They look fine on the screen, but will they print?

The Cove
This photo of the Cove, Mamie’s Baxley’s childhood home, was rejected for publication because of its poor quality.
Pic. 033
Guy Jackson is a key figure in the book, but the only picture I have of him was rejected for its poor quality.

 I sent History Press 69 pictures for this book, then waited to see if they would accept some, none, or all of them. The publisher was specific in its instructions: “No image should be submitted at a resolution lower than 300 dpi at 6 inches wide.” I confess that I have only the vaguest notion of dpi or dots per inch. I know that dpi affects print quality, and that more is better, but after that it could have been the initials of a federal agency for all I knew, the Department of Pixelated Images.

I was happy with the set of pictures that I sent them, but I didn’t know if any of them had the required dpi. Turns out most were fine. The company accepted 62 and rejected seven. Even so, it was like getting a test back in school and seeing only the seven “X” marks and not the 62 checks. What was wrong with them?

I was not surprised that four of the photos were rejected. They were inferior, but the people pictured were important to the story, so I submitted them anyway. But History Press wasn’t buying that excuse. As for the other three photos, the publisher rejected them because they were “pixelated.” Again, I don’t really understand the concept. My editor said that pixelated pictures can look fine as digital images, but “if printed on the page, they would appear as mostly scrambled dots.”

To illustrate, he sent me two versions of the same image, a downtown street from the 1920s. In the one labeled “digital view,” I could see details, such as a muddy street, church steeple, horse-drawn wagon and people looking at the camera. In the other labeled “print view,” those details were gone, blended into a gray mess. So it’s all about details? I understand details and how important they are.  As a reporter, I was told to be sure to get the name of the dog, brand of the beer, and make and model of the car. From now on, I’ll think of dpi as details per inch.

 

My book in 125 words or less

The cove
The Cove, near Hume, Va., was Mamie Baxley’s home for much of her life.

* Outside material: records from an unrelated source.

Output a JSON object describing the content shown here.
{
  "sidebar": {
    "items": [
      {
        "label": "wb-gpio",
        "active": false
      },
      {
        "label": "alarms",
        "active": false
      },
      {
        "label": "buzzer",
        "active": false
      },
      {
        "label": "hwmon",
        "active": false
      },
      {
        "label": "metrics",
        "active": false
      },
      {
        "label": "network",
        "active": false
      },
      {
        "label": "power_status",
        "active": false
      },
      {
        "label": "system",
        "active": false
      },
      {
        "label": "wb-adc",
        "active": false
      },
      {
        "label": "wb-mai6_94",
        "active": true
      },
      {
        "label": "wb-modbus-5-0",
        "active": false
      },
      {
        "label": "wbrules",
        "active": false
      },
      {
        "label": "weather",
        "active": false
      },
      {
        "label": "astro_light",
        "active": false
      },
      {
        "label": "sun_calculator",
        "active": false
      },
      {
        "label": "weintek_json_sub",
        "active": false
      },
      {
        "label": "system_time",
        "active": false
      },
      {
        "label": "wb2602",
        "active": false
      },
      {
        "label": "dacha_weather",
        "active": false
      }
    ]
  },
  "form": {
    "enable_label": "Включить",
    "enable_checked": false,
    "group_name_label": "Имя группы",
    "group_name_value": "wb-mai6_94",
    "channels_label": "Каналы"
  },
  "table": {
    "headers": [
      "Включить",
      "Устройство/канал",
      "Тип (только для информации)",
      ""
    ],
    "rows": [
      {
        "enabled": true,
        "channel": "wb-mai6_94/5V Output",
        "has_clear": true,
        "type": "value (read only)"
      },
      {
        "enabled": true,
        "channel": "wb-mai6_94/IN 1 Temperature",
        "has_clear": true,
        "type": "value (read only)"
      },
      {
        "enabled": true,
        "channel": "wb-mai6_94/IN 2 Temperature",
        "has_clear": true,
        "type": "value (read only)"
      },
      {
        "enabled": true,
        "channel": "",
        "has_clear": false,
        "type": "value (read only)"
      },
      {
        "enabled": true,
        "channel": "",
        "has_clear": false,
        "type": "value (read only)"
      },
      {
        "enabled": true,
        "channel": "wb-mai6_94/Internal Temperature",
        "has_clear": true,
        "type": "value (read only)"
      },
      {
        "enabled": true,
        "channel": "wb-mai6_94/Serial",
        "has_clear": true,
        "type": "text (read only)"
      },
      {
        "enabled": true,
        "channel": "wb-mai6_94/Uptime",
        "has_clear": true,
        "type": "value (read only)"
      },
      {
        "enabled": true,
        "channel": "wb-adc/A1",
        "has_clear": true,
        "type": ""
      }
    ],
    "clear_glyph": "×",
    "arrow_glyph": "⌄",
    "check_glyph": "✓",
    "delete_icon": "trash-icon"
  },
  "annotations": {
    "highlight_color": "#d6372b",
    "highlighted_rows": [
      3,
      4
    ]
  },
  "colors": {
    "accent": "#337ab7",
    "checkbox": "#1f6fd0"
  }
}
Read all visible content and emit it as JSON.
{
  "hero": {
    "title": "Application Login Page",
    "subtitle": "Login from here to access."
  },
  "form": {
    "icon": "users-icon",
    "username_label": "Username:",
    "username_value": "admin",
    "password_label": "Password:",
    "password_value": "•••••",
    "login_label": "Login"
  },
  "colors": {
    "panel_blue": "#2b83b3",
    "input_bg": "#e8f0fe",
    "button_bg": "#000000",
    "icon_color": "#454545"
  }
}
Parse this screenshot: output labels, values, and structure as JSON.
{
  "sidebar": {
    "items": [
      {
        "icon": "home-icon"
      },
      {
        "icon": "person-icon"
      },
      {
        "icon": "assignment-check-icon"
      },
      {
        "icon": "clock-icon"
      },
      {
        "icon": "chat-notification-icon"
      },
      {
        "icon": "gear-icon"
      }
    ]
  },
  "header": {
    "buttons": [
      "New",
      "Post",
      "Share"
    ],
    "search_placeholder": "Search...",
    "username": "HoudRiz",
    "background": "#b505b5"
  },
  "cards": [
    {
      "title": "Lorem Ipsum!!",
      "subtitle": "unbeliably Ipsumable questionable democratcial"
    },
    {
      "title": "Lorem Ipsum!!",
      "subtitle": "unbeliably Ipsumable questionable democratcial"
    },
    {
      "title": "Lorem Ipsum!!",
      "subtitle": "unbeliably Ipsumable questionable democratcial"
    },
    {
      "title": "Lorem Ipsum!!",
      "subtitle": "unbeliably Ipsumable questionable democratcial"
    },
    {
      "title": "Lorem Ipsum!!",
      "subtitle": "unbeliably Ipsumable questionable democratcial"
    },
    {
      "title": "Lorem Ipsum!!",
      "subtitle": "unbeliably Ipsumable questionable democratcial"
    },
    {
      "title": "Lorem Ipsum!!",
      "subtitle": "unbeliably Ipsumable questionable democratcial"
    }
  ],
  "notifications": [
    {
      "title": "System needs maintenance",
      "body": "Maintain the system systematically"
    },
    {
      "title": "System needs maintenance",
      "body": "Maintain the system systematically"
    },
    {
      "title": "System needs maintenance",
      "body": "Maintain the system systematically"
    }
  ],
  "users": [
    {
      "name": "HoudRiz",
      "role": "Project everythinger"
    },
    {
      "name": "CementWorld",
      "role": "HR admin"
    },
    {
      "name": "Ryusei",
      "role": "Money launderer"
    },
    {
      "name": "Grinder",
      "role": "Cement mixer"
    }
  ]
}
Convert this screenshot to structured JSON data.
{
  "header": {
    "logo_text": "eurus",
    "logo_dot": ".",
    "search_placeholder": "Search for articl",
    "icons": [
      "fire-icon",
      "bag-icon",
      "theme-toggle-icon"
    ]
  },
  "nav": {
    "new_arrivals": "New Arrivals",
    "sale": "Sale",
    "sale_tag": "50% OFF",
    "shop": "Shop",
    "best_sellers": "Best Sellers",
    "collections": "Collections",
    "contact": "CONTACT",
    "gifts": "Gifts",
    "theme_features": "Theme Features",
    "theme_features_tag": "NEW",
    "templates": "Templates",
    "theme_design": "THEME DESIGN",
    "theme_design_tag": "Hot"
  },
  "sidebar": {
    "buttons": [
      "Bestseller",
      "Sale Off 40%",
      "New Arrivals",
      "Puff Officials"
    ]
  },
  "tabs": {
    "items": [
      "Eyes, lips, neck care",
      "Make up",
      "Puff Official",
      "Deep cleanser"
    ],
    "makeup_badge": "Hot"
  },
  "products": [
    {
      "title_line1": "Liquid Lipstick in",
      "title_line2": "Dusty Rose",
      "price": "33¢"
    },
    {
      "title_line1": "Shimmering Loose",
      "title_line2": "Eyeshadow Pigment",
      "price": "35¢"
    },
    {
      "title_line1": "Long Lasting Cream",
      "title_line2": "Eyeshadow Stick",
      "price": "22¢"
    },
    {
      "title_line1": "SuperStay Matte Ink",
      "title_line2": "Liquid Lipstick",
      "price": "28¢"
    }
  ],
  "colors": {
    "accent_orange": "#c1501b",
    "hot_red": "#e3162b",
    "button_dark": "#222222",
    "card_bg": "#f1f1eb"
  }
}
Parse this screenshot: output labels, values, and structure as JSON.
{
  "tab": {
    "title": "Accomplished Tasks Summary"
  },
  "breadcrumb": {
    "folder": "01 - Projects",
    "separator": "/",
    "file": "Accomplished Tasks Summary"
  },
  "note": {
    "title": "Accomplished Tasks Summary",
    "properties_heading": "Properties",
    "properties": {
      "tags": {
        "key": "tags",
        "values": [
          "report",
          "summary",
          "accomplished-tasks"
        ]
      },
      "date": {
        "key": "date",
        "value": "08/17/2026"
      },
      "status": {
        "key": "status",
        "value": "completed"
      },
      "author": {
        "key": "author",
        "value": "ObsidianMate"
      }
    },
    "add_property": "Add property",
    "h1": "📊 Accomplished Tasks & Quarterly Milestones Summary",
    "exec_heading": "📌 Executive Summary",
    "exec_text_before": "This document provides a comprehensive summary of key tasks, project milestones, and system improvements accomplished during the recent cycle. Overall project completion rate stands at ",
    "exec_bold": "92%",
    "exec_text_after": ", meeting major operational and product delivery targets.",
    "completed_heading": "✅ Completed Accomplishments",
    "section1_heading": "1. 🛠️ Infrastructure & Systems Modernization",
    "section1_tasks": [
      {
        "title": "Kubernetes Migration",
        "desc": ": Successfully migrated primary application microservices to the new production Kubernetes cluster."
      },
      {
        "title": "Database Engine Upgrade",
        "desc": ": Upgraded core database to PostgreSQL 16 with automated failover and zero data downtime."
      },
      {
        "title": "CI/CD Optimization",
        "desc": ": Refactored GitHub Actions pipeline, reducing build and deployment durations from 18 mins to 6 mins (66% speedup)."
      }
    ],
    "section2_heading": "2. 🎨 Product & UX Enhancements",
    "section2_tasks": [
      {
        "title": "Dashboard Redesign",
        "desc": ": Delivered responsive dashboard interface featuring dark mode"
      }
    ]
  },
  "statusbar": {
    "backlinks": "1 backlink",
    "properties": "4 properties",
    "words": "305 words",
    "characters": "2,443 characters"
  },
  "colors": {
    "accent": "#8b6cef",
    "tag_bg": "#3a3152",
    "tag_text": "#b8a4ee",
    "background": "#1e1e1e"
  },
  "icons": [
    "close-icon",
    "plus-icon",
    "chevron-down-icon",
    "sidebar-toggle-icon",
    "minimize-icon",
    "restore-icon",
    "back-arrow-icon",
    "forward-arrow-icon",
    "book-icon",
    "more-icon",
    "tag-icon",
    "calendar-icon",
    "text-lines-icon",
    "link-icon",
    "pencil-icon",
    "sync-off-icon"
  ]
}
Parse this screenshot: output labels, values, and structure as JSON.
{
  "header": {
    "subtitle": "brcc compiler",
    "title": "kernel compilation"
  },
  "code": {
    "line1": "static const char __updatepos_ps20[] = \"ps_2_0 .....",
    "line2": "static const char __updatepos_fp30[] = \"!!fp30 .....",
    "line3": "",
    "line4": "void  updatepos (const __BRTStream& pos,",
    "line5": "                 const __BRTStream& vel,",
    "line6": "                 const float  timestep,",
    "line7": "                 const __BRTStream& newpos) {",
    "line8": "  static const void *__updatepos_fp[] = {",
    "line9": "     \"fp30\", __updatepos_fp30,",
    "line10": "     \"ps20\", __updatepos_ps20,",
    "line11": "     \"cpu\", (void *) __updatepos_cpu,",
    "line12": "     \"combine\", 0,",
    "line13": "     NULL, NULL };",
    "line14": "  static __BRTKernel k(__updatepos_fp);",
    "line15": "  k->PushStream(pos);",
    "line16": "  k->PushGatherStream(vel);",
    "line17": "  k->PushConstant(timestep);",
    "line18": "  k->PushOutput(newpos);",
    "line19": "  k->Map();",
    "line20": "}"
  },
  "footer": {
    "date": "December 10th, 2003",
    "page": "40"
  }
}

The latest assignment from my editor is to write a paragraph for the back cover. He said to highlight the key places, people and events in the book, and convey the chronological and geographic scope. And please do all that in 125 words or less.

The assignment reminded me of an exercise I used when teaching beginning reporting at the University of Mary Washington here in Fredericksburg. I would give the class the facts of a police incident, including the who, what, when, where, why and how, as well as a police quote, victim quote and eyewitness quote. The students had to tell their stories in 250 words or less. When they finished, I asked them to rewrite their stories in 100 words or less, and then once more in 50 words or less. The exercise showed how flabby most writing is, and how much of their stories could be preserved, even with tight editing, if they spent the time needed to rewrite. Google tells me it was Blaise Pascal, the French mathematician, who was the first to say, “I have made this letter longer than usual because I didn’t have the time to make it shorter.”

So here’s what my book is about in 125 words or less. (Actually it’s 123 words.)

Fauquier County, Va., 1932. A black man is found hanging from an apple tree on Rattlesnake Mountain.  A mob sets fire to the body. Officials identify the remains as Shedrick Thompson, wanted for the abduction and rape of a white woman. They say Thompson killed himself, the final act of a desperate fugitive. But residents who hunted him know better. They say he was the victim of Virginia’s last lynching.

The Last Lynching in Northern Virginia takes a close look at Thompson’s crimes and his death, the actions of his neighbors, and the official cover-up. It touches on themes still discussed, including our struggles with class and race. And it offers a new reading on Virginia history, one more complex and disturbing than previously believed.